Engaging the Word
Author(s): Michael Johnston (Author)
- Publisher: Cowley Publications
- Publication Date: 25 Jan. 1998
- Language: English
- Print length: 196 pages
- ISBN-10: 9781561011469
- ISBN-13: 1561011460
Book Description
Editorial Reviews
Review
A group of adults who want to encourage an open exploration of the Bible, contemporary challenges to its authority, and other related issues can find solid content based on a good grasp of the work of recent biblical scholars in Michael Johnston’s easily read text. The book focuses on what it means to read the Bible as part of a community of faith, rather than simply for personal spiritual enlightenment.
Johnston . . . teaches the reader to read the Bible in three senses: the literal, the historical, and the prophetic or spiritual sense. This helps cut through the idea that reading with untutored eyes will automatically help readers find the word of God. The greatest strength in the book is Johnston’s discussion of the God of the Bible and the Jesus of the Bible. He gives the reader permission to see that there are many differing pictures, images, icons of God depicted in the Bible.
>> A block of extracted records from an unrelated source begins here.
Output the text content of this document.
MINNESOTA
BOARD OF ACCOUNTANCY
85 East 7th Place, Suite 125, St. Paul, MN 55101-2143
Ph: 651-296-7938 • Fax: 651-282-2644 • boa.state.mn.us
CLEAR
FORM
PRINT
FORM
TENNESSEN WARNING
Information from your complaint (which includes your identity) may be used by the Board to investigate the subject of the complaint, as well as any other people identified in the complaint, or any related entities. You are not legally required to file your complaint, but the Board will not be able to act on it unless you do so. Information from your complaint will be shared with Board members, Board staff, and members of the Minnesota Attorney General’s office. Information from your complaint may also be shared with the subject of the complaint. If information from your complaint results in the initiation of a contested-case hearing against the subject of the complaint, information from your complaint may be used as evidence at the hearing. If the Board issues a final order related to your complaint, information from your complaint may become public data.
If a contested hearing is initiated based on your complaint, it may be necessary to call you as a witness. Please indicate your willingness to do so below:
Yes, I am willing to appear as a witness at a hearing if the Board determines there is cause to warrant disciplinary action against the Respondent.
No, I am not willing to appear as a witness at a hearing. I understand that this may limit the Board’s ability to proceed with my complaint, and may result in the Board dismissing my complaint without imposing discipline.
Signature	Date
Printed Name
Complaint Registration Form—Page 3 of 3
The book will be of great use, I believe, for the many of us who have been marginalized in various ways by the experience of the church: women, gay men, lesbians, people of color or of minority ethnicity. It should find eager audiences in urban and university parishes.
This volume is rather more speculative than its predecessors [in the New Church’s Teaching Series], offering a strategy for reading the Bible (using a literal-historical -prophetic matrix), and a methodology for group study. Unafraid of controversy, Johnston bases his reading of Mark on a relentlessly political hermeneutic connected with the Roman Occupation and the fall of Jerusalem. However, he insists that his strategy remains viable whatever hermeneutic is adopted or preferred, and I think the book as a whole supports his contention.
From the Publisher
The companion to Roger Ferlo’s Opening the Bible, this book teaches us how to intrepret the Hebrew and Christian scriptures using the tools introduced in that book. Johnston describes terms and concepts of biblical criticism, showing us how to read scripture on three levels: the literal, historical and prophetic. Above all, this books seeks to help us be preceptive and intelligent readers of the Bible.